You remember this thing, right? The GP100 GPU, the beast that powers NVIDIA’s Pascal-based P100 accelerator. Some might call the GP100 GPU the actual Pascal chip, others might call it a glimpse into Volta, the true successor to Maxwell. Whatever the case may be, NVIDIA currently ships the world’s fastest graphics card for general compute purposes, although it only is available now inside the Tesla DGX-1, a server built and shipped by NVIDIA direct. NVIDIA promised that the P100 Accelerator would ship in PCI-Express form sometime this year, and they appear to be on track to do that. The company just announced the Tesla P100, although there have been a number of changes to it that make it less of a compelling product for HPC applications.
To start, the P100 Accelerator had 16GB of HBM v2 memory, while the Tesla P100 will ship with only 12GB of HBMv2 memory. That’s not to say that they’ve disabled an entire stack, as PC Perspective says could be possible, but rather NVIDIA is simply taking off 1GB of DRAM from each stack to arrive at the final amount. They’re doing this through either disabling access to that memory, or lasering off the section of the memory controller that connects to it. Bandwidth drops to 540GB/s, which is still a lot more than most GPUs available for HPC compute applications at this time.
NVIDIA’s NVLINK, a replacement for the PCI-Express bus that runs alongside it to create a ring network for the GPUs to communicate over, is also not a feature of the Tesla P100. This feature has been disabled because only NVIDIA’s DGX-1 server has it built-in, and the company wants their board partners to eventually look into making similar products one day.
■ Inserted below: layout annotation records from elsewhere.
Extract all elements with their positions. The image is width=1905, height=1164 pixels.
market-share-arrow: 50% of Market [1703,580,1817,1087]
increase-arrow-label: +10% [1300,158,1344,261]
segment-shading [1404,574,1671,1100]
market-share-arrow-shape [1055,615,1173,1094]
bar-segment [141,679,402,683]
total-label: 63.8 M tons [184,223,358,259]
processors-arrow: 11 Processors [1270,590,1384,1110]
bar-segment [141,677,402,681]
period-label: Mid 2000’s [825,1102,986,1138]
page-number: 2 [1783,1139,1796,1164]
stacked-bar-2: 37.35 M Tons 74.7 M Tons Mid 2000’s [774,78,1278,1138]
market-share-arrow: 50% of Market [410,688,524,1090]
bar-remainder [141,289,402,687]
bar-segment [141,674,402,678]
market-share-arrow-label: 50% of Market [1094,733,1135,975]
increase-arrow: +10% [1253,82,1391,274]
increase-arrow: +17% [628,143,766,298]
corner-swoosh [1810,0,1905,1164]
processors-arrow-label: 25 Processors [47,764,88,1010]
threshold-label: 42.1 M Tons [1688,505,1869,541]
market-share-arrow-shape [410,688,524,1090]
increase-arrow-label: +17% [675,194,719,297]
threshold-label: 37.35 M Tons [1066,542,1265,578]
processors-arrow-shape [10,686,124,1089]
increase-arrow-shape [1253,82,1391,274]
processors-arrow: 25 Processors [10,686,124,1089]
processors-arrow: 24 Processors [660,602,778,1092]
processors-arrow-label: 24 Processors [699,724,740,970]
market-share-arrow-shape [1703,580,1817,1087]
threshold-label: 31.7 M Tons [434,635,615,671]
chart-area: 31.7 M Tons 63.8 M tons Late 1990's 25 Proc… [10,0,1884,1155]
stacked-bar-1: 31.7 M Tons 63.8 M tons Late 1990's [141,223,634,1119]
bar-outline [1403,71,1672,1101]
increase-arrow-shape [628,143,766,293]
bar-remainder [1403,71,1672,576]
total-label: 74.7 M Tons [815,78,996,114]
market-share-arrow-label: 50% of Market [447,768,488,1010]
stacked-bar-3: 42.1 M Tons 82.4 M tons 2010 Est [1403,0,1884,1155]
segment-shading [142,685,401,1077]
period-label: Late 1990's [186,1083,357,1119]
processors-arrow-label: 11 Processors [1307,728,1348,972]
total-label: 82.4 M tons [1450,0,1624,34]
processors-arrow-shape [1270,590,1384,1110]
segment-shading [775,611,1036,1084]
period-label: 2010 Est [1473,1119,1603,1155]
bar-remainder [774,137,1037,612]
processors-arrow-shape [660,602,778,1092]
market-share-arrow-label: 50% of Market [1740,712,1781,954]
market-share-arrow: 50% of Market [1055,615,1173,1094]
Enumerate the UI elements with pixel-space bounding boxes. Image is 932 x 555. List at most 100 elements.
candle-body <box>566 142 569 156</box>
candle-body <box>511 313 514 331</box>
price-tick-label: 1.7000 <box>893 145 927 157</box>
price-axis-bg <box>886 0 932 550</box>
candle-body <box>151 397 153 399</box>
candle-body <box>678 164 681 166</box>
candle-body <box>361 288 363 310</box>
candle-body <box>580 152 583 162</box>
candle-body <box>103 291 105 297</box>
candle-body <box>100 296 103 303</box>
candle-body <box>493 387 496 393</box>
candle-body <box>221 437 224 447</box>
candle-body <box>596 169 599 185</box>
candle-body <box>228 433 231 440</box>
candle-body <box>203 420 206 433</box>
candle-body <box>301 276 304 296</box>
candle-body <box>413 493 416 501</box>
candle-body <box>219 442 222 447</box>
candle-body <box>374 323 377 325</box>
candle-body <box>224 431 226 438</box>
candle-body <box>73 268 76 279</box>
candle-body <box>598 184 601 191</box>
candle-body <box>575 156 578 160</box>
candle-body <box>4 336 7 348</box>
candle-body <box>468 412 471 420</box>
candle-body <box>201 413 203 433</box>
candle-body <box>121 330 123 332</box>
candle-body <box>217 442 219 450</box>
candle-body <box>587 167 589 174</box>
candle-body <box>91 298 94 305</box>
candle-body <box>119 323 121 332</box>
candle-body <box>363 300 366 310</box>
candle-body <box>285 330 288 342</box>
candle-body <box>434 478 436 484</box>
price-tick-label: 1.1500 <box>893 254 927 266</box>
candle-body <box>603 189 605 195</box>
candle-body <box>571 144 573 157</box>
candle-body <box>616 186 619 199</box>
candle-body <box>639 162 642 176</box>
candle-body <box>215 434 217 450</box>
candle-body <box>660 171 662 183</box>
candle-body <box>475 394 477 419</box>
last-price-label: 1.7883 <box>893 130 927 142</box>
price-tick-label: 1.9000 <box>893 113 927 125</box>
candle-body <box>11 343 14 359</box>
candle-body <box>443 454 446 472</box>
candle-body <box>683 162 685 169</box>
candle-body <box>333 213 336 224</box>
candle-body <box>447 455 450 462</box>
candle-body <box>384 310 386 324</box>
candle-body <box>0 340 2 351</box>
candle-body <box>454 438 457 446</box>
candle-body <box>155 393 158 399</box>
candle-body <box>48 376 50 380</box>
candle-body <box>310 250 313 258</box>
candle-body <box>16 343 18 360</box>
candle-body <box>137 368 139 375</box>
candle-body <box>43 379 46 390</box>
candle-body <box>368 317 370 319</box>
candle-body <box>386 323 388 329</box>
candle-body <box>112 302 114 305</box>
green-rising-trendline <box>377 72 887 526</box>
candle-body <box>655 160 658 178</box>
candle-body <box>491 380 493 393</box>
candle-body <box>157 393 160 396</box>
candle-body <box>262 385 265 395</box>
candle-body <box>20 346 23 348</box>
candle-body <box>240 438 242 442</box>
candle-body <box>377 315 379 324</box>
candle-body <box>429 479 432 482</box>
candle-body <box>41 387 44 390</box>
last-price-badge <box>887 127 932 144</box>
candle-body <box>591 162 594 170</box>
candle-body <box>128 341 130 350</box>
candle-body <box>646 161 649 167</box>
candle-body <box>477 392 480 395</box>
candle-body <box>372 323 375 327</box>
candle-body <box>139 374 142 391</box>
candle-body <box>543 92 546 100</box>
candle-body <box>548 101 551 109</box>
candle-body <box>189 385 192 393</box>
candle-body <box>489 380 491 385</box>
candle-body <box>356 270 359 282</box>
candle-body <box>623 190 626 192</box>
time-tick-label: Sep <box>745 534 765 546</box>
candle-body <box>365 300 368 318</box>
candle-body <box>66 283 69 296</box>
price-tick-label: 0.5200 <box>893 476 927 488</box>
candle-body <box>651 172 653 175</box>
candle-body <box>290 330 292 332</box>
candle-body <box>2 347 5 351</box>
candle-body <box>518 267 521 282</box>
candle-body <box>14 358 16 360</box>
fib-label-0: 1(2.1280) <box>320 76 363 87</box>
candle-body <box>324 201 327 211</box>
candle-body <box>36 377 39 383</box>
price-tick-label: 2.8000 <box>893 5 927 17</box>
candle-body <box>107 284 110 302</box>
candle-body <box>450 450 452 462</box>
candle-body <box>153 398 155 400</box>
NVLINK is a bit like AMD’s XDMA technology in a sense, but you can also consider it a hardware replacement for the SLI bridge, which NVIDIA uses for inter-GPU communication separately from the PCI-Express bus on traditional motherboards.
Raw performance also takes a bit of a hit. NVIDIA has dropped the clock speed and TDP for the Tesla P100 down to 250W and 1.3GHz base clock, which saves them a little over 50W in power draw and heat output. This drops overall output significantly. From the P100 Accelerator’s 10.6TFLOPS of single-precision compute, and 5.3TFLOPS of double precision compute performance, we now have 9.3TFLOPS and 4.7TFLOPS respectively. That still puts it well ahead of any other Tesla product in the same form factor or at a similar price point, but it’s interesting how the company chose to make these changes instead of attempt to simply swap the P100 Accelerator’s circuit board for one in the PCI-Express form factor. Either there are power requirements which limit their ability to do so, or NVIDIA wants to sell these to customers who weren’t happy with the performance of Tesla GPUs based on the Maxwell architecture. Whichever it was, they’re taking home the bacon with this card.
If you’re one of the companies that NVIDIA sells parts like this to that wants it for your compute server farms, you’d better get on the waiting list for one. NVIDIA expects to ship the Tesla P100 in Q4 2016 or 1Q 2017 at the latest, and will probably charge something approaching $10,000 per card.